Troca de identidade

O crânio da nova espécie de morcego – Xeronycteris vieirai (esq.) – é mais alongado que o da espécie Lonchophylla bokermanni (dir.)
(foto: Marcelo R. Nogueira)

Durante trinta anos, um grupo de morcegos encontrado na região da caatinga, no Nordeste do Brasil, foi identificado como pertencente a um outro gênero da mesma família. Só agora pesquisadores da Universidade Federal de Lavras (Ufla), em Minas Gerais, e da Universidade Federal do Espírito Santo (Ufes) desfizeram o equívoco e classificaram esses mamíferos em um novo gênero, batizado Xeronycteris(do grego xero, que significa ‘seco’). Esse gênero tem apenas uma espécie – X. vieirai–, descrita pelo grupo em um artigo publicado em 2005 na revista norte-americana Journal of Mammalogy.

 
Capturados na década de 1970, na região conhecida como Cocorobó (perto de Canudos, norte da Bahia), os morcegos foram então atribuídos ao gênero Lonchophylla . Em uma expedição de campo realizada em 1993, porém, o biólogo Albert David Ditchfield percebeu algumas características que diferenciam esses animais dos outros do mesmo gênero. Somente no final da década de 1990 os espécimes foram reanalisados pelo biólogo Renato Gregorin, profesor da Ufla, que concluiu que era preciso rever sua classificação.
 
Segundo Gregorin, esses morcegos apresentavam redução dos dentes pré-molar e molar, além de terem a cabeça um pouco mais alongada em comparação aos outros animais já estudados. “Essa redução dentária – que se assemelha a uma lâmina, de tão fina – sugere que eles têm hábitos alimentares distintos”, afirma o pesquisador. “Acreditamos que a dieta desses animais seja exclusivamente líquida, isto é, composta apenas de néctar.”
 
Além dos animais usados na descrição original da espécie, que hoje se encontram no Museu de Zoologia da Universidade de São Paulo, Ditchfield coletou outro espécime no interior da Paraíba. “Essas descobertas, apesar de isoladas, são extremamente importantes, já que pouco sabemos sobre a Xeronycteris vieirai ”, diz Gregorin. “Precisamos estudar ainda seus costumes, sua alimentação, sua população e os locais onde podemos encontrá-la.”
 

Sítio onde um exemplar da nova espécie foi capturado no município de Jaíba, norte de Minas Gerais (área de caatinga). (foto: Marcelo R. Nogueira)

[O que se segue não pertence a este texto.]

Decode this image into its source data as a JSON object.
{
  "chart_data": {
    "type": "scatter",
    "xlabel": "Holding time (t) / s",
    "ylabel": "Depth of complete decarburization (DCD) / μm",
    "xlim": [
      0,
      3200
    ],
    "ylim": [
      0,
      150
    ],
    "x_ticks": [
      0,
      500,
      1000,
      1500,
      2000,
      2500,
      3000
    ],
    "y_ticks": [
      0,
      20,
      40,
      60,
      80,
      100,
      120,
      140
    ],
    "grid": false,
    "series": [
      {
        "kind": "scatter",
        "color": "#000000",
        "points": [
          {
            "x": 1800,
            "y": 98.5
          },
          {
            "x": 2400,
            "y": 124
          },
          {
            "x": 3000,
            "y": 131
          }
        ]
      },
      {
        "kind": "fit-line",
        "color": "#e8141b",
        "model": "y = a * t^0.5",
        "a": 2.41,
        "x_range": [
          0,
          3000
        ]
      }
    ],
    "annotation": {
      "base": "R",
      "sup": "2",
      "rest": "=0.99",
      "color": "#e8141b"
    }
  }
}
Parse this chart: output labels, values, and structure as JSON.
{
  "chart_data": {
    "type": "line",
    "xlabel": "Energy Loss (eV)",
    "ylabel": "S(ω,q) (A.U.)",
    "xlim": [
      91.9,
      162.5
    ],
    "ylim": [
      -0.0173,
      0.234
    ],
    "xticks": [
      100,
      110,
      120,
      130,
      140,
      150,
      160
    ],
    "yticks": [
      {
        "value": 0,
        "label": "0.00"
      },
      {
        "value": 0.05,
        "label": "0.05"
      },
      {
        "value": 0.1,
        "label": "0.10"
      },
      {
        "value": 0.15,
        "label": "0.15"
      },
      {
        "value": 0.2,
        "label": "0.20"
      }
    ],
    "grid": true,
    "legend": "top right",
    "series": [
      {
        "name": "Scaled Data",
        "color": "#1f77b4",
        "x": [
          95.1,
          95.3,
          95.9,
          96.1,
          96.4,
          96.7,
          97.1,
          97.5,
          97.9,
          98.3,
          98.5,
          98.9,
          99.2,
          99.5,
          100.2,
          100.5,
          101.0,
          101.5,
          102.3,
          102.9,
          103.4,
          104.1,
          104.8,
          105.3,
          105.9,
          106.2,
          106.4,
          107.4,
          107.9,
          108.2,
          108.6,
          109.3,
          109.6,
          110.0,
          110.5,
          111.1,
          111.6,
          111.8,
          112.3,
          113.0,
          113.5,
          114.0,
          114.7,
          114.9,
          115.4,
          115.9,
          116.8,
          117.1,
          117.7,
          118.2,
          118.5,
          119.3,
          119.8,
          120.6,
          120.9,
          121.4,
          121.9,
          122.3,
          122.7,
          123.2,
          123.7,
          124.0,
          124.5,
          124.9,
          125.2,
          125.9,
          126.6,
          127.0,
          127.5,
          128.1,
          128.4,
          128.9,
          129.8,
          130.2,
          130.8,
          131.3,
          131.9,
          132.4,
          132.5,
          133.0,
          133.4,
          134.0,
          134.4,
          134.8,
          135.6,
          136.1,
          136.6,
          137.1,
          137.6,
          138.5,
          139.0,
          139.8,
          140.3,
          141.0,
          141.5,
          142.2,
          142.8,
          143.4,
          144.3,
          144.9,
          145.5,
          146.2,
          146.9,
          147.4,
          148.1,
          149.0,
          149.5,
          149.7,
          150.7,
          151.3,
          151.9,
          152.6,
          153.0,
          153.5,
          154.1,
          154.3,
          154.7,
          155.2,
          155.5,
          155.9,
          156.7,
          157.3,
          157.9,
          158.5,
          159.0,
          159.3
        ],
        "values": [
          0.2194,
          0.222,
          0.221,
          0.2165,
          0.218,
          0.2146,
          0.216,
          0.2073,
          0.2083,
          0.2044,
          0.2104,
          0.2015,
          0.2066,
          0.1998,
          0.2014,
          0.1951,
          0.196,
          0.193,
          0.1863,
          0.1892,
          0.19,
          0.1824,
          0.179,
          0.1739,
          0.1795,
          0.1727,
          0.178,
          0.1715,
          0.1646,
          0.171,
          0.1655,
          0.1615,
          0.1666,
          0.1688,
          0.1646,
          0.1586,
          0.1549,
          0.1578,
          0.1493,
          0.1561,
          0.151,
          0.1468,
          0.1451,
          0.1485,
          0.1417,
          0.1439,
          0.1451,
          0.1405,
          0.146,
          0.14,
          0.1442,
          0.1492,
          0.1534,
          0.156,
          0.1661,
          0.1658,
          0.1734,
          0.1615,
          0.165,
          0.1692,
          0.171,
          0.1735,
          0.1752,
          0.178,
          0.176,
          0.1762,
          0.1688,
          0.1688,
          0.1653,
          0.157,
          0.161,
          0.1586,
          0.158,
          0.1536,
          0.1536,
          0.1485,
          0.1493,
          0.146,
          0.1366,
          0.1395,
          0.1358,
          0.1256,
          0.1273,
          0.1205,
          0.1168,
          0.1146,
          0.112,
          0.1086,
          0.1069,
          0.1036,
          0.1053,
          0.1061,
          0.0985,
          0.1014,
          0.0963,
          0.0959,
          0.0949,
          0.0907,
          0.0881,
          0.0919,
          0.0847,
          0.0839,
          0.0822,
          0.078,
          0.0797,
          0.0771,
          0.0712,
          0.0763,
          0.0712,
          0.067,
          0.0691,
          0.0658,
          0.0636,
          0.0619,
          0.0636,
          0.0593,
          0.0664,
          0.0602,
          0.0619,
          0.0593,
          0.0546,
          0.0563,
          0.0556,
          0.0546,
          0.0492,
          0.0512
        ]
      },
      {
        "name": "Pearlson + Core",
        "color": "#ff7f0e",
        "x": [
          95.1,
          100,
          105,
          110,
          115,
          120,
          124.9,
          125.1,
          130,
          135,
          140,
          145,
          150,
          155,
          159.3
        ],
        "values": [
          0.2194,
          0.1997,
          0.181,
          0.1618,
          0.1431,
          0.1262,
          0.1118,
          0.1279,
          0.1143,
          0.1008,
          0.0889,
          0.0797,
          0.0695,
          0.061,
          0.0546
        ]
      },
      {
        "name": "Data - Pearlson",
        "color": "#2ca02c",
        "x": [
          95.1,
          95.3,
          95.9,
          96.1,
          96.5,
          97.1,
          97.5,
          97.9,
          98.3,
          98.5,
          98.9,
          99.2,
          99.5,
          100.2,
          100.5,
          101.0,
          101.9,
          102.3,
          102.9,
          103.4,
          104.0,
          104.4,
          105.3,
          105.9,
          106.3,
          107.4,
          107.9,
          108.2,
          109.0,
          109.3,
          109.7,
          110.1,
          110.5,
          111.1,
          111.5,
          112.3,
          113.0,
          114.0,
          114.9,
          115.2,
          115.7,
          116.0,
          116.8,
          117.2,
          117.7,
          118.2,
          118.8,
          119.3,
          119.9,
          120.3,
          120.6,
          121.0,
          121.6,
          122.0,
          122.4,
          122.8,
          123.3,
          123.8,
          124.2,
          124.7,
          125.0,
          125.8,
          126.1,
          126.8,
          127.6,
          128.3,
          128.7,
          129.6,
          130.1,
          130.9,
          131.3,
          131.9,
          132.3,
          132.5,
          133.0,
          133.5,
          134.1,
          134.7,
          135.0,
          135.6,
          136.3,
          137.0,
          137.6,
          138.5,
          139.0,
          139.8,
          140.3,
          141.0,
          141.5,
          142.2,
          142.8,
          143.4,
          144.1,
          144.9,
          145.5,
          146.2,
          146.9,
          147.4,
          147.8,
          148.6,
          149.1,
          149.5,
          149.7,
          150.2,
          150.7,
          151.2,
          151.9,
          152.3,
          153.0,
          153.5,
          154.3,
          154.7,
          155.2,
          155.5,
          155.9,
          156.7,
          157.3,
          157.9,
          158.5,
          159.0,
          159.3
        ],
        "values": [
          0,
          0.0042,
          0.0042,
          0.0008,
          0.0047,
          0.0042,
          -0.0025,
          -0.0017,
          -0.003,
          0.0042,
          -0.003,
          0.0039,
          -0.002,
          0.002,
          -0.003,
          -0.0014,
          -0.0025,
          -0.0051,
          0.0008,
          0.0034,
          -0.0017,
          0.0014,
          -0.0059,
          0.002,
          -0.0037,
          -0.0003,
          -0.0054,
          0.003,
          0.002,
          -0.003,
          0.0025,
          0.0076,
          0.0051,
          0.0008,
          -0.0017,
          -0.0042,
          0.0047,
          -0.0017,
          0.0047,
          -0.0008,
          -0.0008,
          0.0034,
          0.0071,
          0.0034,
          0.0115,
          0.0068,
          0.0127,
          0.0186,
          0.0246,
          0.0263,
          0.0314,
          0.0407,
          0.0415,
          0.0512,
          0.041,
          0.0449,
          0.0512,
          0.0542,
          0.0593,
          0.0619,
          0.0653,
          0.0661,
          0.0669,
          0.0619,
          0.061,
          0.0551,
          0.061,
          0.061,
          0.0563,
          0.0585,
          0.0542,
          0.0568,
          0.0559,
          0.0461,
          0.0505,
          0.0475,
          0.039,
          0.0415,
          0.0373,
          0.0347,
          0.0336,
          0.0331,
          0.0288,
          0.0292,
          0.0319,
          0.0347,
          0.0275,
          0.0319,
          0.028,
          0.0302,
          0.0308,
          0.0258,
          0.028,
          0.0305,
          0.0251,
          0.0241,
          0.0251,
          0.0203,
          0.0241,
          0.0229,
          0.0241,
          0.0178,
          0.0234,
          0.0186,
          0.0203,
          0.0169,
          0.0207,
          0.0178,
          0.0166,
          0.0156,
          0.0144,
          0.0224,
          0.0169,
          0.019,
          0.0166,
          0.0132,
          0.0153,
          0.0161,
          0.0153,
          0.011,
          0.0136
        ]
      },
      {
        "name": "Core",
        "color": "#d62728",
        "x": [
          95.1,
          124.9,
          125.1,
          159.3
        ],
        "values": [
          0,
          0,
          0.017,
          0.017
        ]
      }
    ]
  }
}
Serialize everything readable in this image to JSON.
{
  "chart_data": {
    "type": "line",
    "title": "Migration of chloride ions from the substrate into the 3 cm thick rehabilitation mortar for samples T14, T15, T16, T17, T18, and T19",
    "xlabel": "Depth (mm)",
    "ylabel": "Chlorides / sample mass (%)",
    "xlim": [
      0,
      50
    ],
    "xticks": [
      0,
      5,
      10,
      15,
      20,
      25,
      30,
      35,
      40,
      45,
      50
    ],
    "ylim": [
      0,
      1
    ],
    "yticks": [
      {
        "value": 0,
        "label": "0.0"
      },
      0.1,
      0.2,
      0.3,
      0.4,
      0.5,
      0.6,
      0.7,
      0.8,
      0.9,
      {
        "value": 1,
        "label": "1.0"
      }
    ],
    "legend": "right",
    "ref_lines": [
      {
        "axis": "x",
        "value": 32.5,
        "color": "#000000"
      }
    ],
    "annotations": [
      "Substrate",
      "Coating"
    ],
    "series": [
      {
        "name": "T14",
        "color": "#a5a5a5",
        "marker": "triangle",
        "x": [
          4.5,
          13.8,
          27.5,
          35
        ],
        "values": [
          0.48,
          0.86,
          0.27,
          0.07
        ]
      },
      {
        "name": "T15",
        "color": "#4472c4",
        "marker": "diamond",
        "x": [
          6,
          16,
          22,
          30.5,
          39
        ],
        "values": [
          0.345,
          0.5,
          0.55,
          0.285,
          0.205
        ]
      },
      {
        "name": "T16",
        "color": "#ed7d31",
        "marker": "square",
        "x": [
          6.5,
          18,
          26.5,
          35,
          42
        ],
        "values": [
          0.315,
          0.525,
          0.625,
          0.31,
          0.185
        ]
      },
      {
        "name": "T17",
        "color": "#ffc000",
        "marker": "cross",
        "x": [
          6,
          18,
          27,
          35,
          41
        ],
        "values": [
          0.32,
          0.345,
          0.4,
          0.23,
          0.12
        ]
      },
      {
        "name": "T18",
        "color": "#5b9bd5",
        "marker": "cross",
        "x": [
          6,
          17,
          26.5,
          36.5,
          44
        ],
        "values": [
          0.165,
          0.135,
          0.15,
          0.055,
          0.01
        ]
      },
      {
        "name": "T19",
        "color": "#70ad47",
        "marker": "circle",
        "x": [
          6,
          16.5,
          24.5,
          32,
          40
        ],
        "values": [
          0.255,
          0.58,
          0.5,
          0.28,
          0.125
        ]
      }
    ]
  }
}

Para o biólogo, a falta de estudos sobre a nova espécie já é um motivo de preocupação, pois a região da caatinga – onde ela é encontrada em sua maioria – está sendo devastada. “Provavelmente, o Xeronycteris vieirai entrará na próxima lista de animais ameaçados de extinção”, prevê o pesquisador.

 
Outros especialistas já observaram o morcego em diversos lugares do país. Um deles é o biólogo Marcelo Nogueira, da Universidade Estadual do Norte Fluminense (Uenf), que encontrou, em 1995, um exemplar no norte de Minas Gerais. ”Na época da captura, também percebi essa diferença morfológica no animal”, afirma Nogueira. “Paralelamente ao trabalho do Gregorin, estudei essa mesma espécie e agora concluo um artigo sobre o registro do mamífero na restrita área da caatinga em Minas.”